Il suffit d'un match de foot au Mondial ou de certaines mesures prises par le gouvernement et intéressant le grand public et touchant sa quotidienneté pour que cela devienne le sujet qui défraie la chronique. Sur la Toile, les Egyptiens ne parlent que de matchs de foot, soit ceux de la sélection ou les autres du Mondial, de la nouvelle levée progressive de la subvention sur le carburant et les prix de l'énergie, ou bien de la grande campagne de propagande lancée pour promouvoir le tourisme et l'investissement en Egypte.

 

 

De principales questions dominent depuis quelques semaines les esprits des Egyptiens.

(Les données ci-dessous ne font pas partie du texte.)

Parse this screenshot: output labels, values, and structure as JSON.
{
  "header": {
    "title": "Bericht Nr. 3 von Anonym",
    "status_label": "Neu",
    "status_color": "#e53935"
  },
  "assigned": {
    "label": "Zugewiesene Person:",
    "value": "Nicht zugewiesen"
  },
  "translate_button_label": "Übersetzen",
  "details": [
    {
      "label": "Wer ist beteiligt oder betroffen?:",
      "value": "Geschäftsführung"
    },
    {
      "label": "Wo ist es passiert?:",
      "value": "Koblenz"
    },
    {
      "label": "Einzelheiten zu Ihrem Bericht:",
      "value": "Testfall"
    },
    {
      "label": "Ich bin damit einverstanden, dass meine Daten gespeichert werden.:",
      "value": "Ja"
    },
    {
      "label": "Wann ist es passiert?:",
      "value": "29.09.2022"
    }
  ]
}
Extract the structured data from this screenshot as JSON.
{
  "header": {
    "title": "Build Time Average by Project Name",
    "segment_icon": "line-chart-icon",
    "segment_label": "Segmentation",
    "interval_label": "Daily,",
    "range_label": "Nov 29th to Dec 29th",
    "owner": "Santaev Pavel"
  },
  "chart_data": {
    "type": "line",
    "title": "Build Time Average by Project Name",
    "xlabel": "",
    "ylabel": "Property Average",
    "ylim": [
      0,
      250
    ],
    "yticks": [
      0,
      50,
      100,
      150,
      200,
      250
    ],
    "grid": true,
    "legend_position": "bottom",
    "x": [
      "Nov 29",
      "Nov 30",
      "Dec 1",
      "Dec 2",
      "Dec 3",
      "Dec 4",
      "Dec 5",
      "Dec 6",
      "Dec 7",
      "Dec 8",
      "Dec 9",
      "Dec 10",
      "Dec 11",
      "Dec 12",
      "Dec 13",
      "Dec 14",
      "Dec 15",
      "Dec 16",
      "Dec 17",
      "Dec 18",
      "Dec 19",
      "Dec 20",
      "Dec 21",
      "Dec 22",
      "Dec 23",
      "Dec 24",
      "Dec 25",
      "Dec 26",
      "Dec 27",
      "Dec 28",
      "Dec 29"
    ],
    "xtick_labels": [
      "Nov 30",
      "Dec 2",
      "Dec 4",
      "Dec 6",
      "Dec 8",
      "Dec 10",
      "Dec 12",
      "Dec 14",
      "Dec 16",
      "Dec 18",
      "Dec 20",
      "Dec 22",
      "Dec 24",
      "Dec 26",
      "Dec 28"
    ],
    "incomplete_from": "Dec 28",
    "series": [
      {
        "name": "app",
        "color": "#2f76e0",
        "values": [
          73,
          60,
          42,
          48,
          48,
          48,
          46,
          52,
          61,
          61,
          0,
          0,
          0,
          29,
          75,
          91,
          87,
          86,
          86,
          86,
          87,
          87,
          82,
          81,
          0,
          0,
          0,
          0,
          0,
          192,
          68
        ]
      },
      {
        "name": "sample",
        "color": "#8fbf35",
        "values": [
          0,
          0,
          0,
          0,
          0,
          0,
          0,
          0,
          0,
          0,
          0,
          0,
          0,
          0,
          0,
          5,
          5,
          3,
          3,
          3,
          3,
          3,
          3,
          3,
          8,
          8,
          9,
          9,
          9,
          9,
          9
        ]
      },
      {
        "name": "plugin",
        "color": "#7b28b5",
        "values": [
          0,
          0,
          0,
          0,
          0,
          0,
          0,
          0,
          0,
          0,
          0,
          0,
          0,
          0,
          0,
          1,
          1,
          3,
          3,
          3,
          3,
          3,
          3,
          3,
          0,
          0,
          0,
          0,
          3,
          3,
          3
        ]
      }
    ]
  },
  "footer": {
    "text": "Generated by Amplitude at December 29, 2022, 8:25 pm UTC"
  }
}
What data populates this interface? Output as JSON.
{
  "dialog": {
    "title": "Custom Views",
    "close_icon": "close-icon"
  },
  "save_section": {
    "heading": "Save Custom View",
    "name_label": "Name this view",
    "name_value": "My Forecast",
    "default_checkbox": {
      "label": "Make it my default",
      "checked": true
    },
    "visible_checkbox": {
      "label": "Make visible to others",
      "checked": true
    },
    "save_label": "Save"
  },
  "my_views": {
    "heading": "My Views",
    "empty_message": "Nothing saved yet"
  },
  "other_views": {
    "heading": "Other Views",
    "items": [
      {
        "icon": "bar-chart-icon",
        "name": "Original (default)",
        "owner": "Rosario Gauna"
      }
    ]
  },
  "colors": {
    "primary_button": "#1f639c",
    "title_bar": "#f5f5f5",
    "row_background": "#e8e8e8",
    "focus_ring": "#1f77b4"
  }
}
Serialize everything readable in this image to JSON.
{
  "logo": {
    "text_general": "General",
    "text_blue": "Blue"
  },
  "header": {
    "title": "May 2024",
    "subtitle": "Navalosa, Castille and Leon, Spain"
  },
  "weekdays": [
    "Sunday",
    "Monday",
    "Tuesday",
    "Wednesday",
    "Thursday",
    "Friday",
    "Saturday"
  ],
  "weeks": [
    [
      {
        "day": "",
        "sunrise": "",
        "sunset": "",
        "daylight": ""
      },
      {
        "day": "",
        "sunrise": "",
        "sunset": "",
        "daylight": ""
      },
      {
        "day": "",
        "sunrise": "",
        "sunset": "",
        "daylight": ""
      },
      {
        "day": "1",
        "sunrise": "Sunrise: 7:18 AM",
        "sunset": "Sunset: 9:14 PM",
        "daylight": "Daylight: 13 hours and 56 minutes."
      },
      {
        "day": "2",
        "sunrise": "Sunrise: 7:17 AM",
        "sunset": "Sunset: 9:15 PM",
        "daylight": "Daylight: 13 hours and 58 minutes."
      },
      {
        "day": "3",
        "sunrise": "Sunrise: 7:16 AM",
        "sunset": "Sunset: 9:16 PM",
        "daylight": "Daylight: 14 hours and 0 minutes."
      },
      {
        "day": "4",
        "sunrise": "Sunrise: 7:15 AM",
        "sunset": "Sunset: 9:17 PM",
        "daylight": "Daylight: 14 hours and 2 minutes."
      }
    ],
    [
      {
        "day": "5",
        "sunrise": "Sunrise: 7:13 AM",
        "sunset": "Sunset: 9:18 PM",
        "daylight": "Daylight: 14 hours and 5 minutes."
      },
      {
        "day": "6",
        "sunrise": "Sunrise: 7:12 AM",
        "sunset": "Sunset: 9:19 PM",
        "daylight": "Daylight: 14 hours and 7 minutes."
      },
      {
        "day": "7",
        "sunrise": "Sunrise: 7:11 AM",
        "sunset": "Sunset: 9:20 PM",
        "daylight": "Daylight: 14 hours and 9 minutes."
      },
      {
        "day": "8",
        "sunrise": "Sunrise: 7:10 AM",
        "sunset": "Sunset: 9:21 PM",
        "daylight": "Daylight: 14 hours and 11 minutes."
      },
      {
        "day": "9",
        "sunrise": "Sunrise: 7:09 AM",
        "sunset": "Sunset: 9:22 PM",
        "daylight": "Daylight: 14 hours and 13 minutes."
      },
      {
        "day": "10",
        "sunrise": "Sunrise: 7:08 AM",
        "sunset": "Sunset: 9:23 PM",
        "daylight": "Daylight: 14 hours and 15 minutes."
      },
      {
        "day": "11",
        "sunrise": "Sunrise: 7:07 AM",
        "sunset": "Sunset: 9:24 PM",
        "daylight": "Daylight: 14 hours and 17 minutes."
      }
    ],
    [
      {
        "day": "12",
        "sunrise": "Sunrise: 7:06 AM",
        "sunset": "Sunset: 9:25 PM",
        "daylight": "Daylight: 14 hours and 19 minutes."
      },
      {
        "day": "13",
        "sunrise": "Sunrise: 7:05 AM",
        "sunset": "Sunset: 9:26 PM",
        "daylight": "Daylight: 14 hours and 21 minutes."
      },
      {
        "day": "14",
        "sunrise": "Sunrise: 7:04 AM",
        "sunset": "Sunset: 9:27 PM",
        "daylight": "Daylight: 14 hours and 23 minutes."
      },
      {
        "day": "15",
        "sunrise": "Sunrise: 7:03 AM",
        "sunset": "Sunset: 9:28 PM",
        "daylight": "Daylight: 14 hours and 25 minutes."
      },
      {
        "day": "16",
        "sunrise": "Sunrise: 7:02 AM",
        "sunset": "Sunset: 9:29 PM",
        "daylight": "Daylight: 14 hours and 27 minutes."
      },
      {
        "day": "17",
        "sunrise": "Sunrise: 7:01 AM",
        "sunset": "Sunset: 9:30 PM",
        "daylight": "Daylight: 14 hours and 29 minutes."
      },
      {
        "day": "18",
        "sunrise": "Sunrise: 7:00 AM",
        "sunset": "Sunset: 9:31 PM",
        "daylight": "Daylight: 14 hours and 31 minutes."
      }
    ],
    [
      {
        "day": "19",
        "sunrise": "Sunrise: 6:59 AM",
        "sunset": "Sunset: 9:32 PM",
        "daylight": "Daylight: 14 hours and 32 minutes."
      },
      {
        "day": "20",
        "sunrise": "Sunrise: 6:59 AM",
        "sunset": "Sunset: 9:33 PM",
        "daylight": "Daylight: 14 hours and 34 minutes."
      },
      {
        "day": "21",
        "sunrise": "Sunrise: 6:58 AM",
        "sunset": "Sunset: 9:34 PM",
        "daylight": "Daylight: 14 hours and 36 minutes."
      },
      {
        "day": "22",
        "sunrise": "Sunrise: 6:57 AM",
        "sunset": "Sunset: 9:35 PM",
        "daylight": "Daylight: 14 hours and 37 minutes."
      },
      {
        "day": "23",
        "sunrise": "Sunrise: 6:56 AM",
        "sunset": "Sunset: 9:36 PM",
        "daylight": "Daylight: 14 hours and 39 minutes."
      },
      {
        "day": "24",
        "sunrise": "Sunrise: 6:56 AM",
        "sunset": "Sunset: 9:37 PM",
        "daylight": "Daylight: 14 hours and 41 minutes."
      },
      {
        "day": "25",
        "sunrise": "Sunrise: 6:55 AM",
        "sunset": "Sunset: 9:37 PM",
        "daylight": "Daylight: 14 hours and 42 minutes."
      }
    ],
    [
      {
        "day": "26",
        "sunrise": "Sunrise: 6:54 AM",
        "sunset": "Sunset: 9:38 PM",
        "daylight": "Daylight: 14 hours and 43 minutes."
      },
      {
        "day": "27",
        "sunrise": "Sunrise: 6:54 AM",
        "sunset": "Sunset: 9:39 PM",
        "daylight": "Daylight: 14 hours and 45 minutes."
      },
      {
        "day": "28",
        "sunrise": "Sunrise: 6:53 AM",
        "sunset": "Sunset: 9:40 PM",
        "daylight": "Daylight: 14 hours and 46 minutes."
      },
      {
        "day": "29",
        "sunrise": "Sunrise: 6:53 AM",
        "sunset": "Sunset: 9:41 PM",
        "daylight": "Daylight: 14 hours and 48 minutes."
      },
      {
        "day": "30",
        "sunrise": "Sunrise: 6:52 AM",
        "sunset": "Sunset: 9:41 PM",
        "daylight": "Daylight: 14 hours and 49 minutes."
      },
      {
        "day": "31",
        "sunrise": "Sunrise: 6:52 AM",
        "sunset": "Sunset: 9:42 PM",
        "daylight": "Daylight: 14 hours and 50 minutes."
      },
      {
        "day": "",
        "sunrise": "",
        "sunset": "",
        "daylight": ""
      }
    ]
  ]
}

Entre mauvaises et bonnes nouvelles, l’opinion publique ne reste pas impassible. Les réactions arrivent variées. De plus calmes et objectives aux plus dramatiques et cocasses, les foules n’ont jamais reçu de la même manière telle ou telle démarche venant des autorités (nouvelles réductions de la subvention aux carburants, campagne d’envergure de promotion touristique).

 

L'Egypte éliminée… entre compréhension et emportement

Même face à un événement sportif, tel le Mondial de football 2018, la passion se déchaîne. Les comportements diffèrent pourtant. Quelques supporters n'ont que de bons mots pour les Pharaons, d'autres affichent leur colère. Il y en a donc qui se félicitent déjà de la seule participation de l’équipe nationale à la compétition. «Les 11 joueurs ont fait ce qu’ils ont à faire, loin de la tendance d’autoflagellation», estiment-ils. D’autres plus pessimistes déplorent une sortie prématurée des Pharaons du marathon, les accusant d’avoir brisé le rêve de leurs compatriotes.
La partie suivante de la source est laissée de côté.